Skin tolerant inactivation of multiresistant pathogens using far-UVC LEDs

Abstract

Multiresistant pathogens such as methicillin-resistant Staphylococcus aureus (MRSA) cause serious postoperative infections. A skin tolerant far-UVC (< 240 nm) irradiation system for their inactivation is presented here. It uses UVC LEDs in combination with a spectral filter and provides a peak wavelength of 233 nm, with a full width at half maximum of 12 nm, and an irradiance of 44 µW/cm². MRSA bacteria in different concentrations on blood agar plates were inactivated with irradiation doses in the range of 15-40 mJ/cm². Porcine skin irradiated with a dose of 40 mJ/cm² at 233 nm showed only 3.7% CPD and 2.3% 6-4PP DNA damage. Corresponding irradiation at 254 nm caused 15-30 times higher damage. Thus, the skin damage caused by the disinfectant doses is so small that it can be expected to be compensated by the skin's natural repair mechanisms. LED-based far-UVC lamps could therefore soon be used in everyday clinical practice to eradicate multiresistant pathogens directly on humans.

Figure 1

(a) Voltage, wall-plug efficiency and optical power as a function of current of a typical flip-chip mounted 233 nm LED used in the irradiation module. (b) Emission spectrum of the LED operated at 20 mA. (c) Image of a 233 nm LED flip-chip mounted on a Si-cavity surface-mounted device package (footprint = 3.5 mm × 3.5 mm). (d) Far-field radiation distribution measured of a typical 233 nm LED operated at 20 mA.

Figure 2

(a) Picture of the completely assembled far-UVC LED irradiation system where the radiation unit with the LEDs and the vertical and slanted reflectors are visible. (b) Half of a cross section schematic of the optical components of the far-UVC LED radiation unit. (c) Simulated (blue curve, solid line) and measured (red curve, dashed line) transmission spectra of the DBR filter under normal incidence. (d) Emission spectra measured at the maximum operation current of the LEDs (100 mA), at a distance of 25 mm from the lower edge of the vertical reflector and at five different positions (center (Pos. 1) and four corners of the LED array (Pos. 2–5)). (e) and (f) The irradiance distribution of the far-UVC LED irradiation system on a 70 mm × 70 mm target area measured (e) without and (f) with the DBR filter at the maximum operation current of the LEDs (100 mA) and at a distance of 25 mm from the lower edge of the system.
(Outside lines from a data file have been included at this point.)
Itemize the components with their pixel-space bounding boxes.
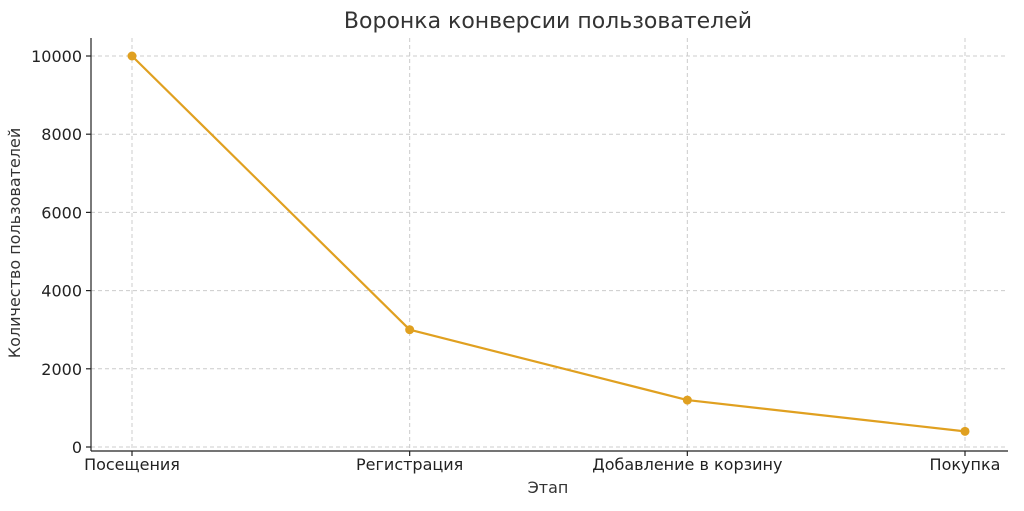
y-tick-label: 2000 <box>41 360 82 379</box>
x-tick-label: Покупка <box>930 455 1001 474</box>
chart-title: Воронка конверсии пользователей <box>344 9 752 34</box>
data-point <box>960 426 970 436</box>
y-tick-label: 6000 <box>41 203 82 222</box>
axes <box>86 38 1008 456</box>
x-tick-label: Добавление в корзину <box>592 455 782 474</box>
y-tick-label: 4000 <box>41 282 82 301</box>
y-axis-label: Количество пользователей <box>5 128 24 359</box>
tick-labels: 0 2000 4000 6000 8000 10000 Посещения Регистрац… <box>31 47 1000 474</box>
data-point <box>127 51 137 61</box>
data-point <box>405 325 415 335</box>
x-axis-label: Этап <box>528 478 569 497</box>
y-tick-label: 8000 <box>41 125 82 144</box>
x-tick-label: Регистрация <box>356 455 463 474</box>
y-tick-label: 10000 <box>31 47 82 66</box>
data-point <box>682 395 692 405</box>
series-layer <box>127 51 970 436</box>
grid <box>91 38 1008 451</box>
x-tick-label: Посещения <box>84 455 180 474</box>
y-tick-label: 0 <box>72 438 82 457</box>
series-line <box>131 55 966 433</box>
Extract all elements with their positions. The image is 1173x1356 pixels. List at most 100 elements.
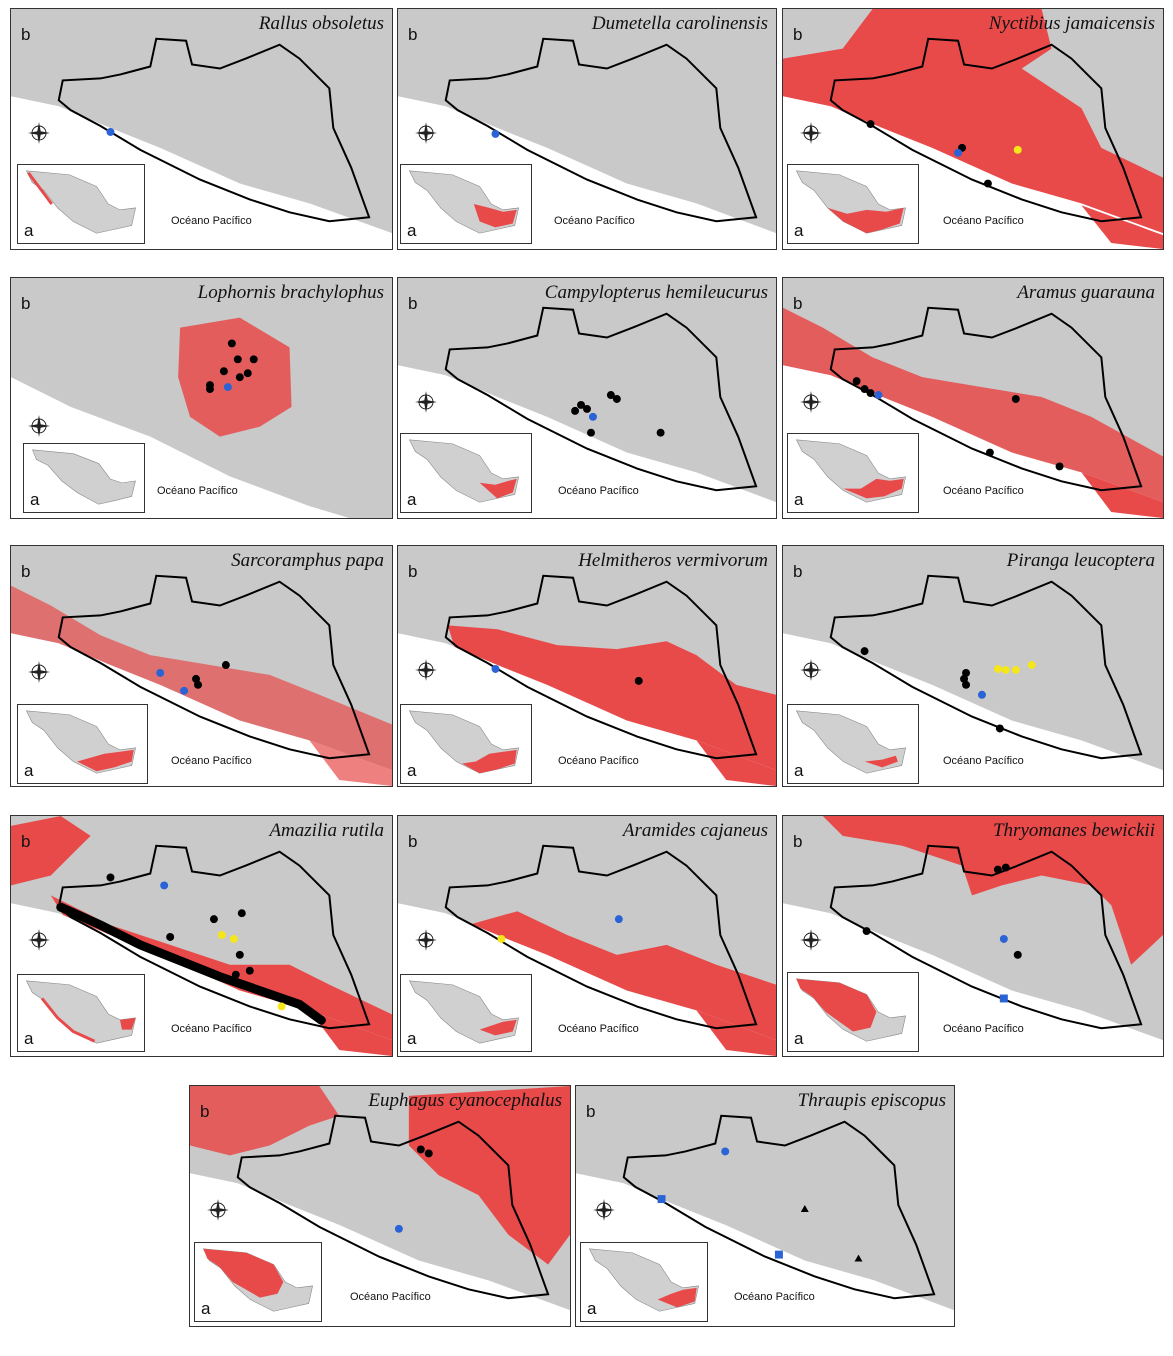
map-panel: Nyctibius jamaicensis b a Océano Pacífic…	[782, 8, 1164, 250]
mexico-outline	[25, 980, 136, 1044]
mexico-outline	[408, 170, 520, 234]
ocean-label: Océano Pacífico	[350, 1291, 431, 1303]
ocean-label: Océano Pacífico	[558, 485, 639, 497]
mexico-inset-map: a	[17, 974, 145, 1052]
north-arrow-icon	[800, 929, 822, 951]
mexico-outline	[408, 439, 520, 503]
ocean-label: Océano Pacífico	[734, 1291, 815, 1303]
inset-label-a: a	[30, 490, 40, 509]
map-label-b: b	[408, 294, 418, 313]
mexico-inset-map: a	[400, 164, 532, 244]
map-panel: Sarcoramphus papa b a Océano Pacífico	[10, 545, 393, 787]
inset-label-a: a	[407, 490, 417, 509]
map-panel: Thraupis episcopus b a Océano Pacífico	[575, 1085, 955, 1327]
north-arrow-icon	[415, 929, 437, 951]
mexico-outline	[408, 980, 519, 1044]
north-arrow-icon	[207, 1199, 229, 1221]
map-label-b: b	[586, 1102, 596, 1121]
mexico-outline	[795, 978, 907, 1042]
mexico-outline	[795, 170, 907, 234]
inset-label-a: a	[201, 1299, 211, 1318]
mexico-outline	[795, 710, 907, 774]
mexico-inset-map: a	[17, 164, 145, 244]
north-arrow-icon	[415, 122, 437, 144]
map-label-b: b	[21, 25, 31, 44]
mexico-inset-map: a	[400, 433, 532, 513]
ocean-label: Océano Pacífico	[558, 1023, 639, 1035]
species-name: Rallus obsoletus	[258, 13, 384, 34]
map-label-b: b	[408, 25, 418, 44]
species-name: Euphagus cyanocephalus	[368, 1090, 562, 1111]
mexico-inset-map: a	[194, 1242, 322, 1322]
north-arrow-icon	[28, 661, 50, 683]
mexico-inset-map: a	[787, 164, 919, 244]
mexico-outline	[25, 710, 137, 774]
ocean-label: Océano Pacífico	[943, 1023, 1024, 1035]
north-arrow-icon	[415, 391, 437, 413]
mexico-outline	[408, 710, 520, 774]
ocean-label: Océano Pacífico	[943, 485, 1024, 497]
map-panel: Piranga leucoptera b a Océano Pacífico	[782, 545, 1164, 787]
mexico-inset-map: a	[787, 972, 919, 1052]
species-name: Sarcoramphus papa	[231, 550, 384, 571]
north-arrow-icon	[800, 122, 822, 144]
north-arrow-icon	[28, 415, 50, 437]
species-name: Helmitheros vermivorum	[578, 550, 768, 571]
map-panel: Aramus guarauna b a Océano Pacífico	[782, 277, 1164, 519]
ocean-label: Océano Pacífico	[157, 485, 238, 497]
inset-label-a: a	[24, 221, 34, 240]
map-label-b: b	[408, 562, 418, 581]
map-panel: Helmitheros vermivorum b a Océano Pacífi…	[397, 545, 777, 787]
species-name: Piranga leucoptera	[1006, 550, 1155, 571]
mexico-outline	[25, 170, 136, 234]
species-name: Thraupis episcopus	[797, 1090, 946, 1111]
map-label-b: b	[793, 294, 803, 313]
ocean-label: Océano Pacífico	[171, 755, 252, 767]
species-name: Campylopterus hemileucurus	[544, 282, 768, 303]
inset-label-a: a	[794, 221, 804, 240]
north-arrow-icon	[800, 659, 822, 681]
map-label-b: b	[21, 562, 31, 581]
mexico-outline	[588, 1248, 699, 1312]
map-panel: Lophornis brachylophus b a Océano Pacífi…	[10, 277, 393, 519]
inset-label-a: a	[407, 761, 417, 780]
species-name: Aramides cajaneus	[622, 820, 768, 841]
species-name: Lophornis brachylophus	[197, 282, 384, 303]
ocean-label: Océano Pacífico	[171, 1023, 252, 1035]
inset-label-a: a	[587, 1299, 597, 1318]
inset-label-a: a	[24, 761, 34, 780]
inset-label-a: a	[794, 761, 804, 780]
mexico-inset-map: a	[400, 704, 532, 784]
ocean-label: Océano Pacífico	[558, 755, 639, 767]
species-name: Amazilia rutila	[269, 820, 384, 841]
mexico-outline	[795, 439, 907, 503]
map-panel: Amazilia rutila b a Océano Pacífico	[10, 815, 393, 1057]
inset-label-a: a	[407, 1029, 417, 1048]
north-arrow-icon	[28, 122, 50, 144]
map-label-b: b	[793, 25, 803, 44]
map-panel: Dumetella carolinensis b a Océano Pacífi…	[397, 8, 777, 250]
map-panel: Thryomanes bewickii b a Océano Pacífico	[782, 815, 1164, 1057]
ocean-label: Océano Pacífico	[943, 215, 1024, 227]
species-name: Aramus guarauna	[1017, 282, 1155, 303]
mexico-inset-map: a	[400, 974, 532, 1052]
inset-label-a: a	[794, 490, 804, 509]
north-arrow-icon	[415, 659, 437, 681]
map-label-b: b	[408, 832, 418, 851]
ocean-label: Océano Pacífico	[943, 755, 1024, 767]
mexico-inset-map: a	[787, 433, 919, 513]
ocean-label: Océano Pacífico	[554, 215, 635, 227]
mexico-inset-map: a	[580, 1242, 708, 1322]
ocean-label: Océano Pacífico	[171, 215, 252, 227]
north-arrow-icon	[28, 929, 50, 951]
inset-label-a: a	[794, 1029, 804, 1048]
map-panel: Campylopterus hemileucurus b a Océano Pa…	[397, 277, 777, 519]
mexico-inset-map: a	[787, 704, 919, 784]
inset-label-a: a	[407, 221, 417, 240]
map-panel: Euphagus cyanocephalus b a Océano Pacífi…	[189, 1085, 571, 1327]
mexico-outline	[202, 1248, 313, 1312]
map-label-b: b	[21, 832, 31, 851]
map-panel: Aramides cajaneus b a Océano Pacífico	[397, 815, 777, 1057]
map-panel: Rallus obsoletus b a Océano Pacífico	[10, 8, 393, 250]
map-label-b: b	[793, 562, 803, 581]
In both cases the uniformity (defined as 100% − (standard deviation/mean value of the irradiance)) is > 90%.

Figure 3

Columbia blood agar plates inoculated with different concentrations of bacterial suspension (MRSA, DSM 11822) without and with UVC irradiation for different times using either far-UVC (233 nm) or near-UVC (254 nm) radiation and after incubation for 24 h. The numbers below the plates indicate the applied UV dose.

Figure 4

(a) DNA damage for irradiated porcine skin using 254 nm and 233 nm light sources with 40 mJ/cm². Untreated skin served as control. The mean values of the epidermal DNA damage in % are calculated from at least three experiments and the error bars show the standard error of the mean. (b)–(e) Histologic images HE and CPD stained porcine skin after irradiation using the far-UVC LED irradiation system without (c) and with filter (d), in comparison, untreated skin (e) and skin after irradiation with near-UVC radiation at 254 nm (f). Arrows mark CPD positive cells. The scale bar is 100 µm.